According to a study published this week in Scientific Reports, just two hours outside each week is enough to make a noticable difference in one’s health.

For the study, the researchers used national survey data from almost 20,000 men and women in the U.K. Respondents reported how they engage with nature and provided information about their own health status. By re-analyzing this information, the researchers uncovered a trend—respondents were more likely to report good health or high well-being if they had spent at least 120 minutes outside in the previous seven days than if they had spent less or zero time in the sunshine.

Interestingly, it didn’t seem to matter how respondents accrued those two hours of time outside; both all at once and in smaller intervals correlated with the same self-reported good health status. For example, one long walk on the weekend or several short visits to the park throughout the week could be equally effective strategies.

The optimal two hour “dose” held true even for respondents who lived in areas of the U.K. considered to have “low greenspace” or with otherwise limited access to nature. Access to parks is a critical public health issue, but this initial study suggests that even those living farther from them don’t necessarily miss out on the benefits of interacting with nature. In fact, those who lived in the least green areas had a higher likelihood of spending 120 minutes or more in nature each week. The researchers surmise this could be because the travel time itself contributes to their time outdoors.

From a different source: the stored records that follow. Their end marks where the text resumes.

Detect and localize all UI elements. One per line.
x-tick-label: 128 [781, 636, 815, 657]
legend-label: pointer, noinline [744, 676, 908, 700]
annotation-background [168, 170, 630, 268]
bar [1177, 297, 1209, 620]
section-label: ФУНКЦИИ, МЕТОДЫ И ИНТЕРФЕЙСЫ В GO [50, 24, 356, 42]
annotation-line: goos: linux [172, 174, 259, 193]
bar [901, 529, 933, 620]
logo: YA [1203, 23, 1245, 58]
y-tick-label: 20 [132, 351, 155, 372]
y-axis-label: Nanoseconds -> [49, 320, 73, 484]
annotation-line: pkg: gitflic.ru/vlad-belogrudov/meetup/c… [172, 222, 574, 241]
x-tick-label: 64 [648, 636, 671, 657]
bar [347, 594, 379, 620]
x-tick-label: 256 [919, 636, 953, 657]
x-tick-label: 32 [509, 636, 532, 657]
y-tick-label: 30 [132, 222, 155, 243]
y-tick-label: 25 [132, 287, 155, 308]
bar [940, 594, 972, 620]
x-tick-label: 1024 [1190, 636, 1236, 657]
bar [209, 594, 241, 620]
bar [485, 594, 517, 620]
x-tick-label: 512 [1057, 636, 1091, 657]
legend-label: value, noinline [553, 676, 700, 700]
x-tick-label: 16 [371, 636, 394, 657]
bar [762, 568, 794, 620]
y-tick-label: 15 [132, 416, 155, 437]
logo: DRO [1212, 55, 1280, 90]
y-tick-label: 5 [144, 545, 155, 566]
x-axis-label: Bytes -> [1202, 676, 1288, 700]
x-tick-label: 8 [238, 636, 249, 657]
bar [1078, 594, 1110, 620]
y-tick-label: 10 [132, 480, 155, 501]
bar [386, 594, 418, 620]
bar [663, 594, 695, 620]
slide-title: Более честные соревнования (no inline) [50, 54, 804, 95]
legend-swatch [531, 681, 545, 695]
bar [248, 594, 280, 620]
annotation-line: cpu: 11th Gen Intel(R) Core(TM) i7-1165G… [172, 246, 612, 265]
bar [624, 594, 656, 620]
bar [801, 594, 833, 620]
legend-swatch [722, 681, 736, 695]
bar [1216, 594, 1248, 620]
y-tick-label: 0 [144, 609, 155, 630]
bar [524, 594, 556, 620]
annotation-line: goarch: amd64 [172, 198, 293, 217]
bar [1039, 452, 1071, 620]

Using data that’s already collected—and that is self-reported (no one’s memory is 100 percent accurate)—can make it hard to draw firm conclusions, as the study authors note. It’s possible too that going outside doesn’t make you feel healthier, but instead, healthier people simply have more time and energy to make it to a park. However, the study authors say they still have reason to think that’s not the case here. A weekly two hours of outdoor time was equally beneficial to elderly and disabled people whose physical conditions could make it harder to get outside. The benefit to all people, not just the healthy, suggests the finding “isn’t simply due to healthier people visiting nature more often,” the authors wrote.

However, before these conclusions can inform health policy, more in depth research and controlled experiments are needed to replicate and confirm these findings. Even then, it’s unlikely that your doctor will start prescribing a daily or weekly dose of the outdoors, says Cheryl Merzel, professor of public health and co-director of Columbia University’s Community Health Initiative who was not involved in the study. Commissioning individuals to make change is relatively ineffective. Public health policy makes a bigger impact when approached from a population perspective.

Merzel says policy makers and public health officials must understand how we can remove the barriers—the physical, social, and economic ones—that prevent people from reaching parks and other outdoor areas. In practice, this could mean safer parks, better access to green space, and making sure children in public school and the incarcerated are allotted more time outdoors. We have early evidence to suggest that people benefit from time outdoors each week, says Merzel, now the question is “what can we as a society to make it easier to accomplish that?”